Normal şartlarda; can güvenliğini olumsuz etkilemiyorsa, kompleksi yoksa, nefsinin esiri değilse, makamların geçici olduğunu sık sık düşünüyorsa ve insanlara saygısı varsa sadece emniyet müdürünün değil her yetkilinin sıraya girmesi normaldir…
Geçtiğimiz günlerde AK Parti Mardin Milletvekili ve İstanbul eski Valisi Muammer Güler'in vefat eden kayınbabasının cenaze törenini izlemek üzere Karacaahmet Mezarlığı’ndaki Şakirin Camii’ye gitmiştim. Muammer Güler, eşi ve çocuklarıyla birlikte cami avlusunda taziyeleri kabul ediyordu. Yoğunluğun arttığı bir sırada İstanbul Emniyet Müdürü Hüseyin Çapkın da geldi. Bazı yetkililer doğrudan Muammer Güler’in yanına giderken Sayın Çapkın, diğer vatandaşlar gibi kuyruğa girdi ve taziyelerini bildirmek için sırasını bekledi.  

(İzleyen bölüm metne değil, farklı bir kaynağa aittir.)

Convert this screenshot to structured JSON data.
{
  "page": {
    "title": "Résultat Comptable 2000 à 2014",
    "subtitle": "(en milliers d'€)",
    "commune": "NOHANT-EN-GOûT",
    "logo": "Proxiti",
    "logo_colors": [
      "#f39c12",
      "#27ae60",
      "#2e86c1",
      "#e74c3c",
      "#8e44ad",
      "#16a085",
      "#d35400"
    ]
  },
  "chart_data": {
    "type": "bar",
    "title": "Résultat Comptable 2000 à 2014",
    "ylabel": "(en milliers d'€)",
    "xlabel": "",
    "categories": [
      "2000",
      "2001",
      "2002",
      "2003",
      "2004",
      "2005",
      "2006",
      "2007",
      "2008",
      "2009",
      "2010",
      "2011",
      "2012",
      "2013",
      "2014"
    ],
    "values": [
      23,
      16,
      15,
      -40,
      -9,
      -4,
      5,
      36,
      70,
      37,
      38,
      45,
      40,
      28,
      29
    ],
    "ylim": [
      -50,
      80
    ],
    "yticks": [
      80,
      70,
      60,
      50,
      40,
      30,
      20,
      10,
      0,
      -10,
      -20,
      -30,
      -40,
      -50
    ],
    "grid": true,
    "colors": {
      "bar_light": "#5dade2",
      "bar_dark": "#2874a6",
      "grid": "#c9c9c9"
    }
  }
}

Çapkın, bir siyasetçi olsaydı belki “topluma hoş görünmek ve dolayısıyla oylarını arttırmak için böyle bir davranışta bulundu” diyebilirdik. Ama şu an itibariyle böyle bir durum söz konusu değil ve genel seçimler de daha yeni yapıldı. İşte bu yüzden İstanbul Emniyet Müdürü Çapkın’ın takdir edilen bu davranışının samimi olduğuna inanıyoruz ve kendini dev aynasında görüp, bu makamların kimseye yar olmayacağını düşünemeyen bürokratlara örnek olmasını diliyoruz…

MAREV’İN ÖNEMİ
İstanbul’da derneği olmayan, örgütleşmeyen şehir yok. Hatta bırakın illeri, ilçeleri köyler bile dernekleşmiş durumda. Birçok yerde görmüşsünüzdür “falan köyün dayanışma ve yardımlaşma derneği” şeklindeki yazıları. Ama; yüzlerce derneğin sadece tabelaları bulunur. Birçoğu günlerce, haftalarca açılmaz. Telefonları bile çalmaz, ya da çalınan telefonlara bakılmaz…

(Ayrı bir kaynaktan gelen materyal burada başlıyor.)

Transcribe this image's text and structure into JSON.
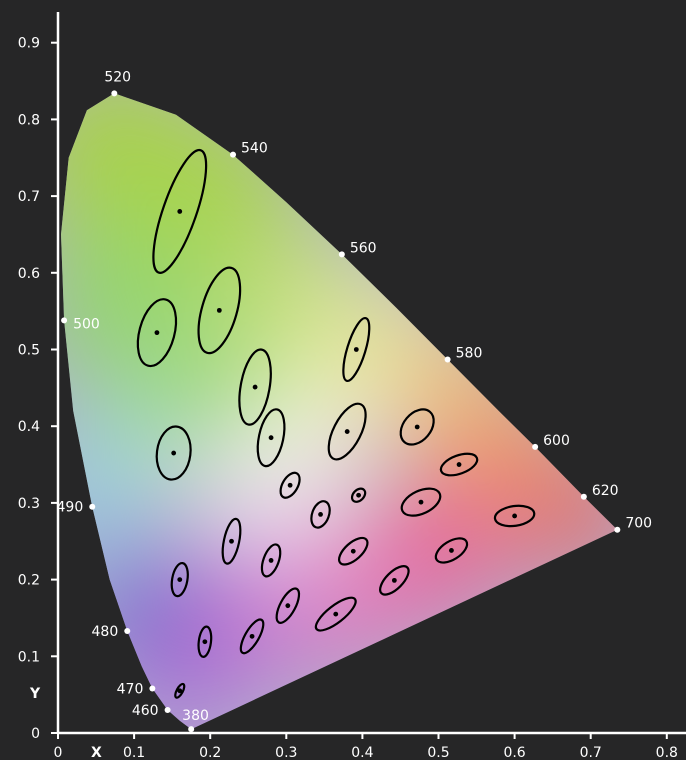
{
  "colors": {
    "background": "#262627",
    "axis": "#ffffff",
    "ellipse_stroke": "#000000",
    "marker": "#ffffff"
  },
  "chart_data": {
    "type": "scatter",
    "title": "",
    "xlabel": "X",
    "ylabel": "Y",
    "xlim": [
      0,
      0.8
    ],
    "ylim": [
      0,
      0.9
    ],
    "xticks": [
      "0",
      "0.1",
      "0.2",
      "0.3",
      "0.4",
      "0.5",
      "0.6",
      "0.7",
      "0.8"
    ],
    "yticks": [
      "0",
      "0.1",
      "0.2",
      "0.3",
      "0.4",
      "0.5",
      "0.6",
      "0.7",
      "0.8",
      "0.9"
    ],
    "grid": false,
    "spectral_locus": {
      "markers": [
        {
          "label": "380",
          "x": 0.175,
          "y": 0.005
        },
        {
          "label": "460",
          "x": 0.144,
          "y": 0.03
        },
        {
          "label": "470",
          "x": 0.124,
          "y": 0.058
        },
        {
          "label": "480",
          "x": 0.091,
          "y": 0.133
        },
        {
          "label": "490",
          "x": 0.045,
          "y": 0.295
        },
        {
          "label": "500",
          "x": 0.008,
          "y": 0.538
        },
        {
          "label": "520",
          "x": 0.074,
          "y": 0.834
        },
        {
          "label": "540",
          "x": 0.23,
          "y": 0.754
        },
        {
          "label": "560",
          "x": 0.373,
          "y": 0.624
        },
        {
          "label": "580",
          "x": 0.512,
          "y": 0.487
        },
        {
          "label": "600",
          "x": 0.627,
          "y": 0.373
        },
        {
          "label": "620",
          "x": 0.691,
          "y": 0.308
        },
        {
          "label": "700",
          "x": 0.735,
          "y": 0.265
        }
      ]
    },
    "ellipses": [
      {
        "x": 0.16,
        "y": 0.68,
        "a": 0.085,
        "b": 0.022,
        "angle": 71
      },
      {
        "x": 0.212,
        "y": 0.551,
        "a": 0.058,
        "b": 0.023,
        "angle": 74
      },
      {
        "x": 0.13,
        "y": 0.522,
        "a": 0.045,
        "b": 0.023,
        "angle": 75
      },
      {
        "x": 0.259,
        "y": 0.451,
        "a": 0.05,
        "b": 0.019,
        "angle": 80
      },
      {
        "x": 0.392,
        "y": 0.5,
        "a": 0.043,
        "b": 0.012,
        "angle": 73
      },
      {
        "x": 0.152,
        "y": 0.365,
        "a": 0.035,
        "b": 0.022,
        "angle": 83
      },
      {
        "x": 0.28,
        "y": 0.385,
        "a": 0.038,
        "b": 0.016,
        "angle": 78
      },
      {
        "x": 0.38,
        "y": 0.393,
        "a": 0.04,
        "b": 0.018,
        "angle": 63
      },
      {
        "x": 0.472,
        "y": 0.399,
        "a": 0.026,
        "b": 0.018,
        "angle": 50
      },
      {
        "x": 0.527,
        "y": 0.35,
        "a": 0.025,
        "b": 0.012,
        "angle": 20
      },
      {
        "x": 0.305,
        "y": 0.323,
        "a": 0.018,
        "b": 0.01,
        "angle": 60
      },
      {
        "x": 0.395,
        "y": 0.31,
        "a": 0.01,
        "b": 0.007,
        "angle": 45
      },
      {
        "x": 0.477,
        "y": 0.301,
        "a": 0.027,
        "b": 0.015,
        "angle": 25
      },
      {
        "x": 0.6,
        "y": 0.283,
        "a": 0.026,
        "b": 0.013,
        "angle": 8
      },
      {
        "x": 0.345,
        "y": 0.285,
        "a": 0.018,
        "b": 0.011,
        "angle": 70
      },
      {
        "x": 0.228,
        "y": 0.25,
        "a": 0.03,
        "b": 0.01,
        "angle": 78
      },
      {
        "x": 0.28,
        "y": 0.225,
        "a": 0.022,
        "b": 0.01,
        "angle": 70
      },
      {
        "x": 0.388,
        "y": 0.237,
        "a": 0.023,
        "b": 0.011,
        "angle": 42
      },
      {
        "x": 0.517,
        "y": 0.238,
        "a": 0.023,
        "b": 0.012,
        "angle": 32
      },
      {
        "x": 0.16,
        "y": 0.2,
        "a": 0.022,
        "b": 0.01,
        "angle": 80
      },
      {
        "x": 0.442,
        "y": 0.199,
        "a": 0.024,
        "b": 0.011,
        "angle": 45
      },
      {
        "x": 0.302,
        "y": 0.166,
        "a": 0.025,
        "b": 0.01,
        "angle": 62
      },
      {
        "x": 0.365,
        "y": 0.155,
        "a": 0.032,
        "b": 0.011,
        "angle": 38
      },
      {
        "x": 0.255,
        "y": 0.126,
        "a": 0.025,
        "b": 0.009,
        "angle": 60
      },
      {
        "x": 0.193,
        "y": 0.119,
        "a": 0.02,
        "b": 0.008,
        "angle": 83
      },
      {
        "x": 0.16,
        "y": 0.055,
        "a": 0.01,
        "b": 0.004,
        "angle": 62
      }
    ]
  }
}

Bu işin tam anlamıyla yapıldığı şehirleri anlatmaya kalksak çok örnek göstermemiz zor gibi. İşte o az sayıdaki güzel birlikteliği sağlayan şehirlerden birisi Mardin… Mardin’i İstanbul’da temsil eden çok sayıda, yanılmıyorsam 20’ye yakın dernek var. Dernekler de kendilerine göre bir şeyler yapmaya çalışıyor fakat bu derneklerin çatı konumundaki MAREV (Mardinliler Eğitim ve Dayanışma Vakfı) bu işin hakkını veriyor.  Bir söz vardır, “Aslan yattığı yerden belli olur” diye. MAREV’in nasıl bir yapılanma içinde olduğu, Ataşehir’deki genel merkezde görmek mümkün…

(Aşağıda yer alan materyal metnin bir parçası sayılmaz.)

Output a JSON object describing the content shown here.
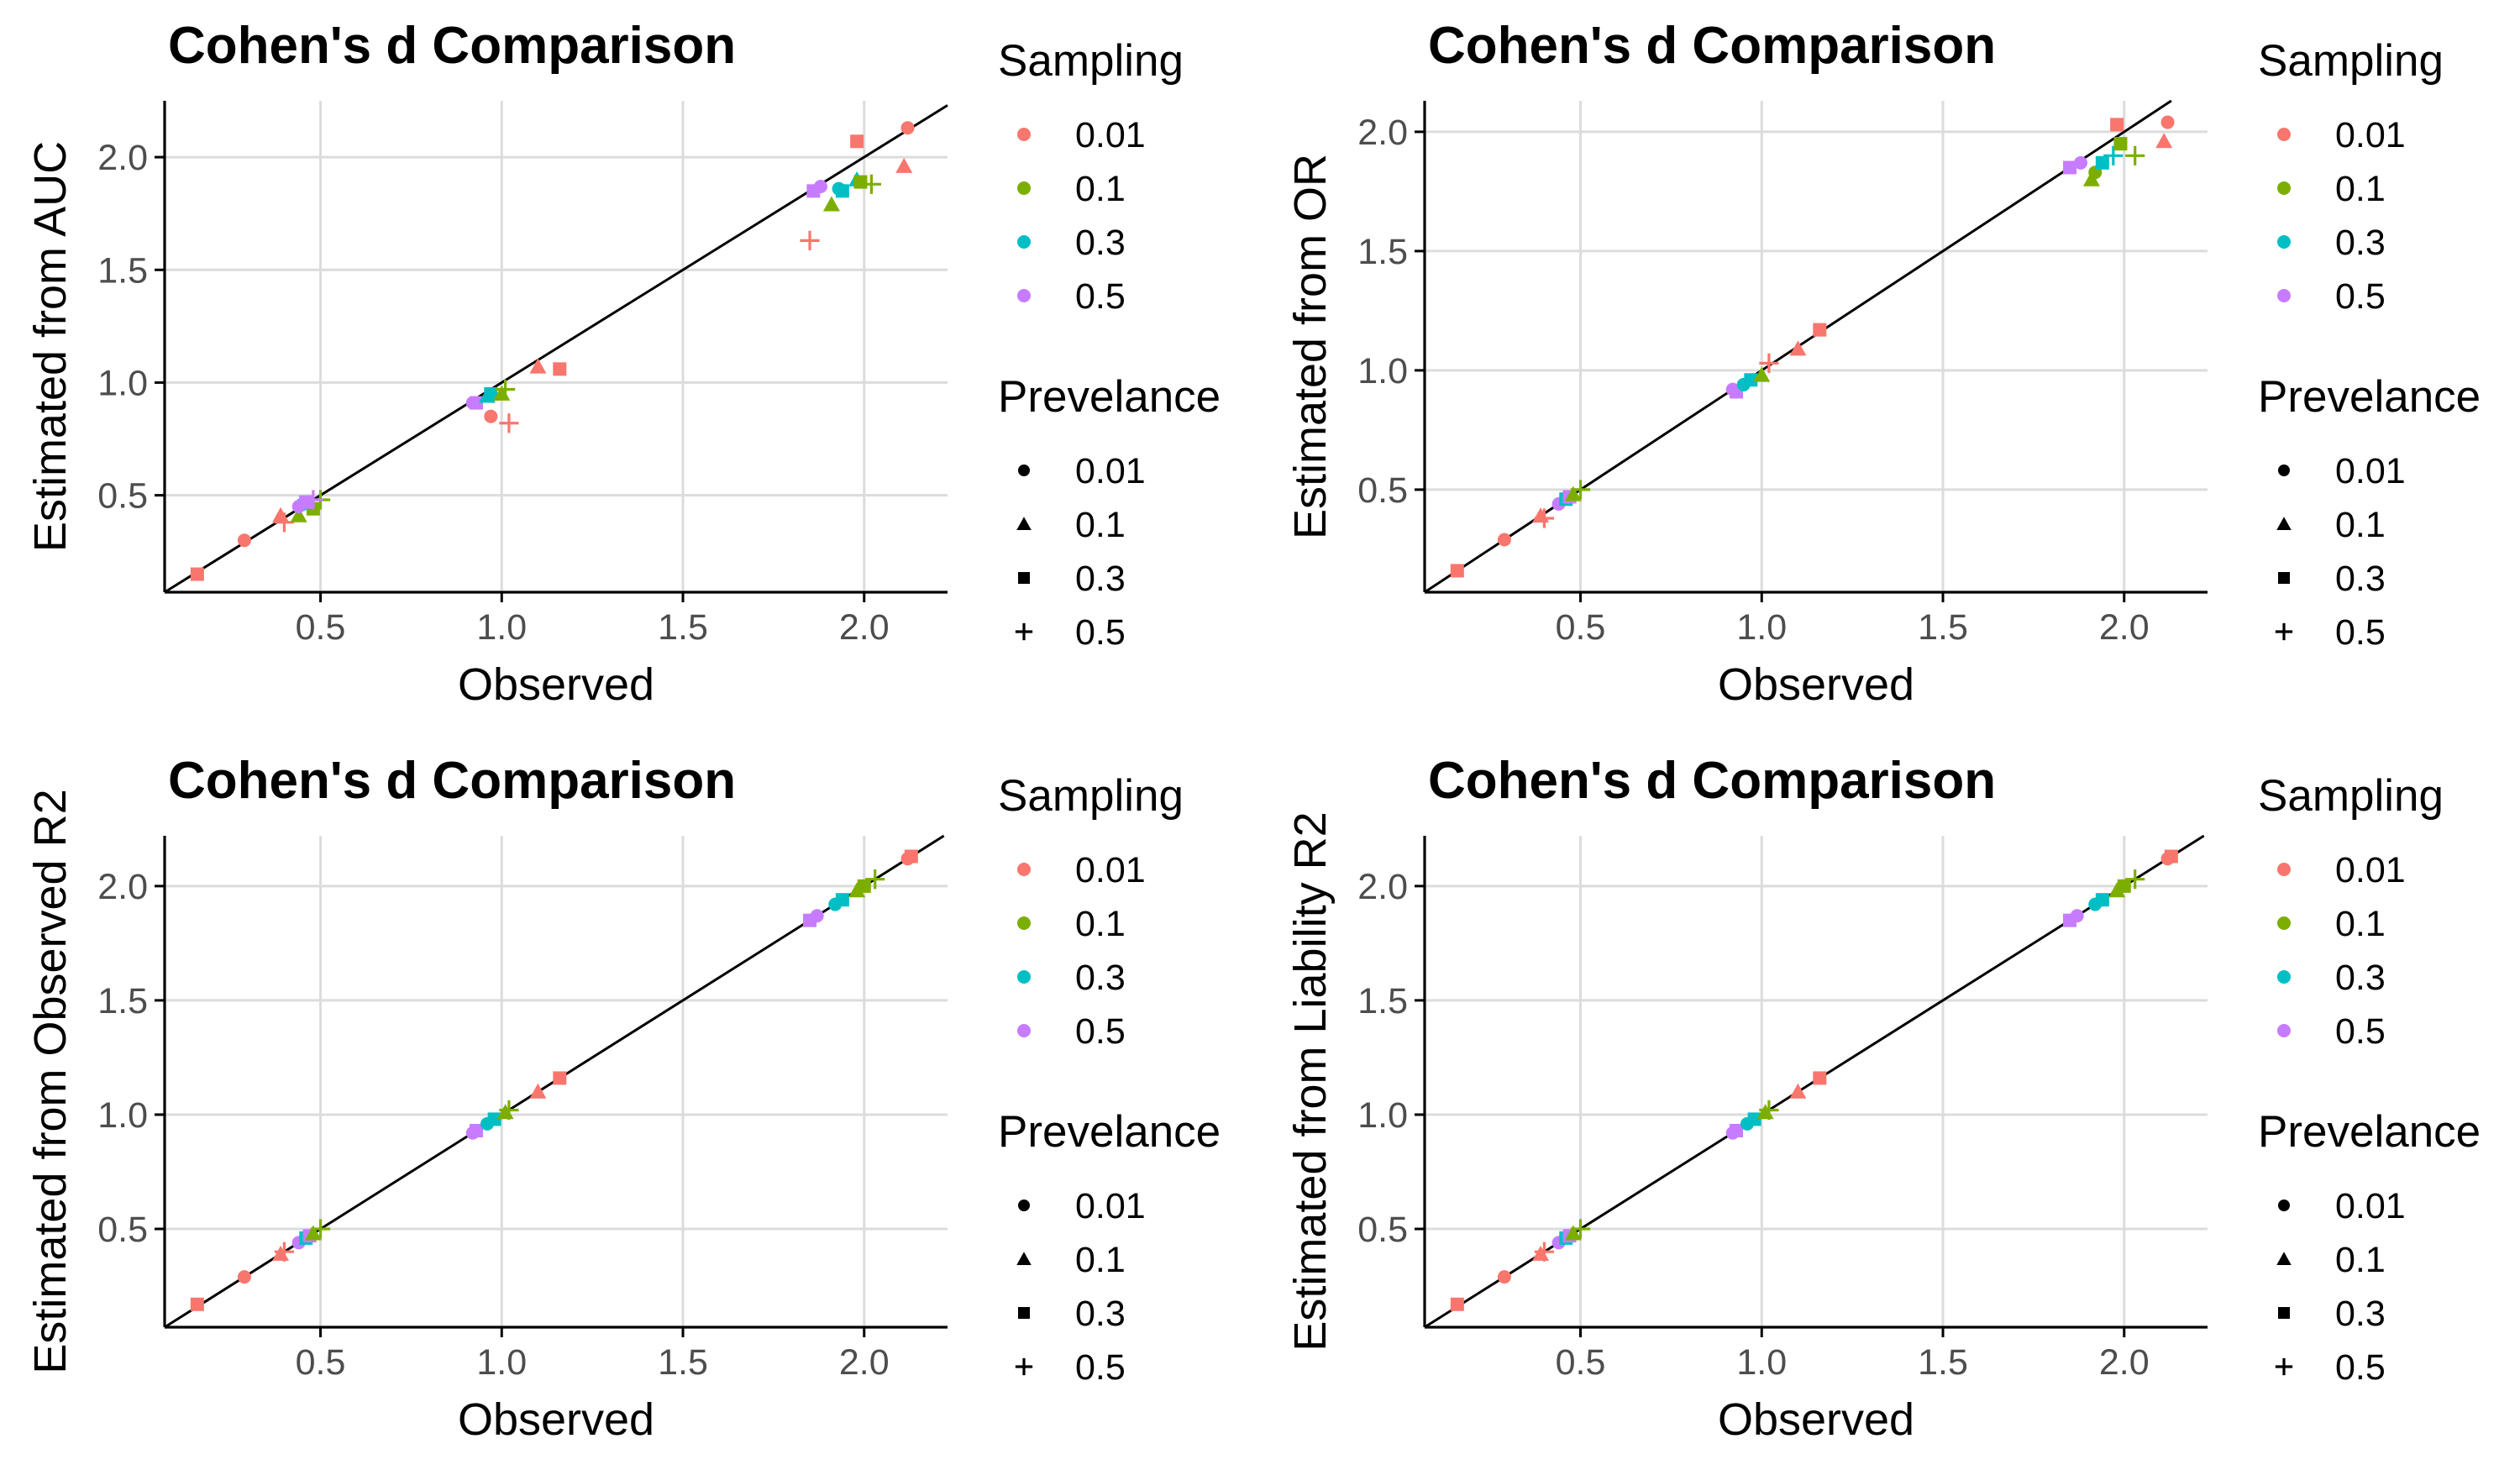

MAREV’in birkaç etkinliğini izlemiştim. En son da eski İstanbul Valisi ve AK Parti Mardin Milletvekili Muammer Güler’in kayınbabasının vefatı sırasında yaşadım. Başta MAREV Genel Başkanı Fehmi Tahincioğlu olmak üzere vakfın diğer yöneticileri ve çalışanları hem Karacaahmet Mezarlığı’nda hem de MAREV’in genel merkezinde yapılan taziyelerin kabulü ve iftar yemeğinde Sayın Güler’i yalnız bırakmadı. Cenaze namazına ve ardından taziyelerin kabulü ile verilen iftar yemeğine katılımın yoğun olmasında önemli rol üstlenen MAREV’in Genel Başkanı Sayın Fehmi Tahincioğlu ile hem cenaze töreninde hem de iftar yemeğinde bir süre görüştük. Sayın Tahincioğlu ile daha önce de bir röportaj yapmıştık. Edindiğim izlenim şöyle; Bu işi severek yapıyorlar. Yılmadan, yorulmadan, bıkkınlıktan söz etmiyorlar.
İşte bu nedenle de; “İstanbul’da parmakla sayılacak kadar en iyi örgütleşen birkaç şehir” arasında yer alıyorlar…
Darısı diğer şehirlerimizin başına…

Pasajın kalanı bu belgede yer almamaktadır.